I think there is a really fine line between giving bad outcomes and offering the player choices.
For instance, ME3 dictated the exact order you went about the missions at hand, to the point where you could never get to Thessia on time. This gave us a forced defeat that we have no way of averting, which our character is forced to feel bad about, despite what the player may desire to their character to roleplay. If, instead, we could choose the order of planets we choose to help, with a forced defeat happening on the last planet we visited, this could serve to be more palatable and make the player truly FEEL as if it is their fault that the planet was lost.
As an example, if you could visit Thessia and Tuchanka first, you'd be forced to visit Rannoch and see those forces fall to the Reapers. Players could still wind up choosing Tuchanka and Rannoch first, because, say, Krogans and the combined might of the Quarians and Geth are worth more than Asari commandos in terms of the war effort. But, on the other hand, maybe a player that wants to not cure the genophage leaves Tuchanka for last, such that the loss of the Krogan is not nearly as big of deal to them, philosphically (but that may mean the overall war effort may suffer).
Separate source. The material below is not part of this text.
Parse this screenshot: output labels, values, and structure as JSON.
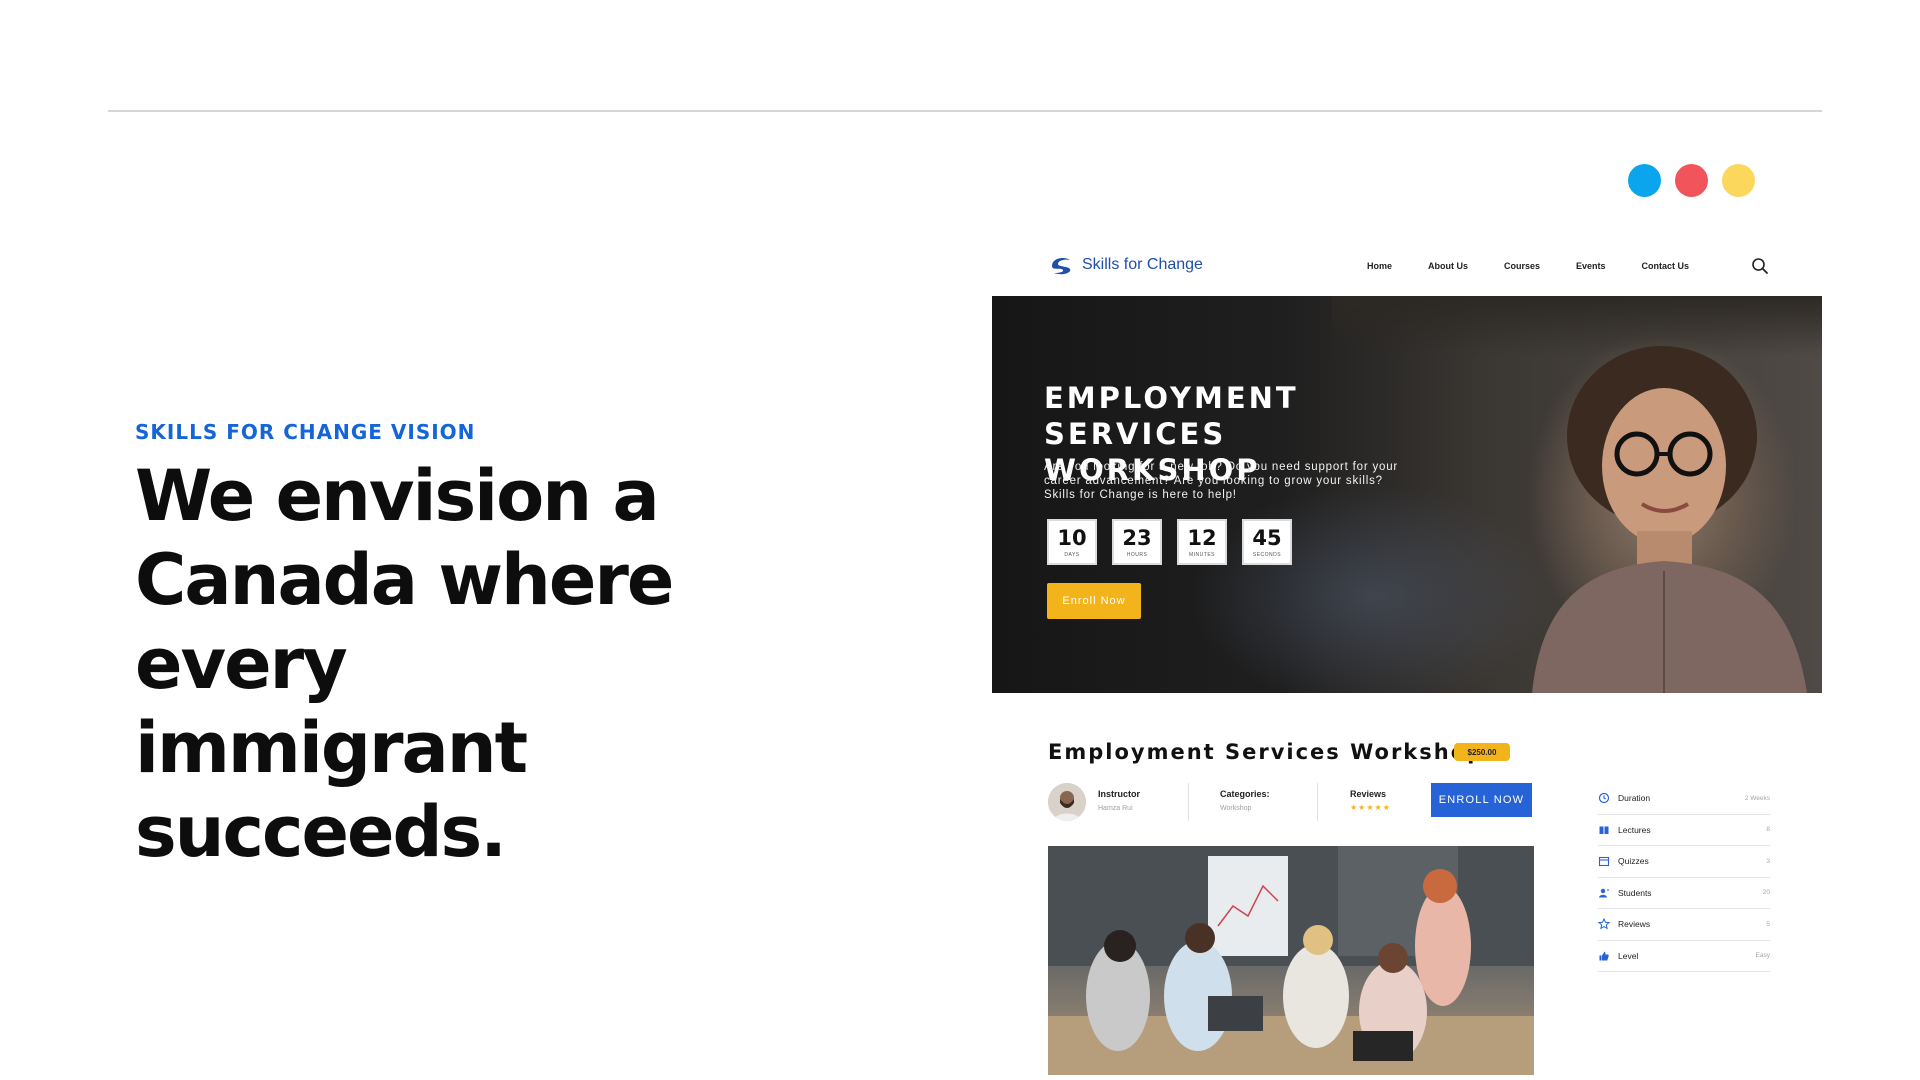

This is, to me, excellent choice and consequence, since it gives the player hard choices, it offers dark outcomes regardless, but a player can instill their character's morality and philosphy into those choices and, at the end of the day, be comfortable with the "dark" outcomes. And, of course, there will always be the "I'll do what is best for the war effort" approach, securing the strongest and best forces and putting their own feelings of morality aside... that would be the true distiallation of the Renegade concept.
Now... whether or not the resources exist to pull this off is a different question. But I think it is a good goal to aim for, if possible.